Canuto Abreu foi o primeiro a traduzir do original a primeira edição de O Livro dos Espíritos, que publicou na comemoração do centenário do Espiritismo em 18 de abril de 1957. Ao comparar as duas versões de O Livro dos Espíritos, de 1857 e 1860, pode-se visualizar todo o trabalho que Kardec teve para revisar e ampliar a obra, sendo a segunda edição utilizada atualmente.
Reconhecido como uma figura fundamental na divulgação do Espiritismo, Canuto Abreu morreu em 02 de maio de 1980, em São Paulo. (C.H.S).
CENTENÁRIO DA DOUTRINA ESPÍRITA
O primeiro centenário de O Livro dos Espíritos foi uma data significativa para o Espiritismo, pois celebrou-se o surgimento da Doutrina Espírita e também de Allan Kardec, o Codificador.

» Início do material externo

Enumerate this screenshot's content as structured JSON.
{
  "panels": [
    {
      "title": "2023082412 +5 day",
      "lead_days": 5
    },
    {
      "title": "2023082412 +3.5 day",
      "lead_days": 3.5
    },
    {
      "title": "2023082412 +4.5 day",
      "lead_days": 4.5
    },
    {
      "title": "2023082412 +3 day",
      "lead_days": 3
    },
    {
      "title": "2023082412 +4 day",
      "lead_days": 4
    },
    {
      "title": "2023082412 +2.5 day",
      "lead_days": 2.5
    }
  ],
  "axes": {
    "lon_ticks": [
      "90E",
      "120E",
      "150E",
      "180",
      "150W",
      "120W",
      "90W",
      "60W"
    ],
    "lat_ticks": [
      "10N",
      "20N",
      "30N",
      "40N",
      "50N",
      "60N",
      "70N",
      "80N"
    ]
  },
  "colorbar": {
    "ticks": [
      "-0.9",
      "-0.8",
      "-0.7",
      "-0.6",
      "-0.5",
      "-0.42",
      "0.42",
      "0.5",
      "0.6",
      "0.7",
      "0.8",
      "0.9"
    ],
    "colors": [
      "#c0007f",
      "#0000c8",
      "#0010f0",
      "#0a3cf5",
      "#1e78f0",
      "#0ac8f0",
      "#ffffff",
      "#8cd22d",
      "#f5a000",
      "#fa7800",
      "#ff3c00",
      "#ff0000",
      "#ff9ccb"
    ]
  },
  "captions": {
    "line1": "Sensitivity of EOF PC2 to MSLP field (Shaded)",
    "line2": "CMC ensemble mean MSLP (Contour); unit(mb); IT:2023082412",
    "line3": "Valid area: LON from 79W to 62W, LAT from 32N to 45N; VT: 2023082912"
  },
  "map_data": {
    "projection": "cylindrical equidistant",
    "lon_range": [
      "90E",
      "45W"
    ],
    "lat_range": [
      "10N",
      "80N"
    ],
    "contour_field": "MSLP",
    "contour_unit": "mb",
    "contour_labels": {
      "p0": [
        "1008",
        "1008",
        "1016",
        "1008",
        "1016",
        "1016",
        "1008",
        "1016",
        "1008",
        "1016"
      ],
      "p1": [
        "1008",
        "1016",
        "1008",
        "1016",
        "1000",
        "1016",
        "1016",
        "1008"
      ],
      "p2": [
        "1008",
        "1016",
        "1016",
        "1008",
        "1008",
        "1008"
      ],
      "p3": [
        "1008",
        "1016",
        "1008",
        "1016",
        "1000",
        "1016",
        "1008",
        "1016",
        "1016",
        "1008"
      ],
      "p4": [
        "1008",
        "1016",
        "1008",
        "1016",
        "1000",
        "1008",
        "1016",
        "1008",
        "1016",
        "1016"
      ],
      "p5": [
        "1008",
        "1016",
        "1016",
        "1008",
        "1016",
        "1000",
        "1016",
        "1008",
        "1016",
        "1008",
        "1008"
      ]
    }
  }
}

Em O Livro dos Espíritos e sua Tradição Histórica e Lendária, encontra-se o discurso que Canuto Abreu apresentou durante a comemoração do centenário, proferido em São Paulo, em 18 de abril de 1957. As festividades aconteceram no Ginásio do Pacaembu, com cerca de dez mil participantes. Algumas rádios transmitiram a comemoração, para que os espíritas do interior do estado pudessem acompanhar. A mesa diretiva do evento foi composta por grandes espíritas da época: Canuto Abreu, Luís Monsteiro de Barros, Abraão Sarraf, Herculano Pires, José Freitas Nobre, Matilde de Carvalhos, Carlos Jordão da Silva, João Teixeira de Paula, entre outros. (C.H.S)
SARRAF. Cristina Helena, Onde tudo começou. Universo Espírita, São Paulo, Universo Espírita, Ano 4, n. 42, p. 66-69, 2007.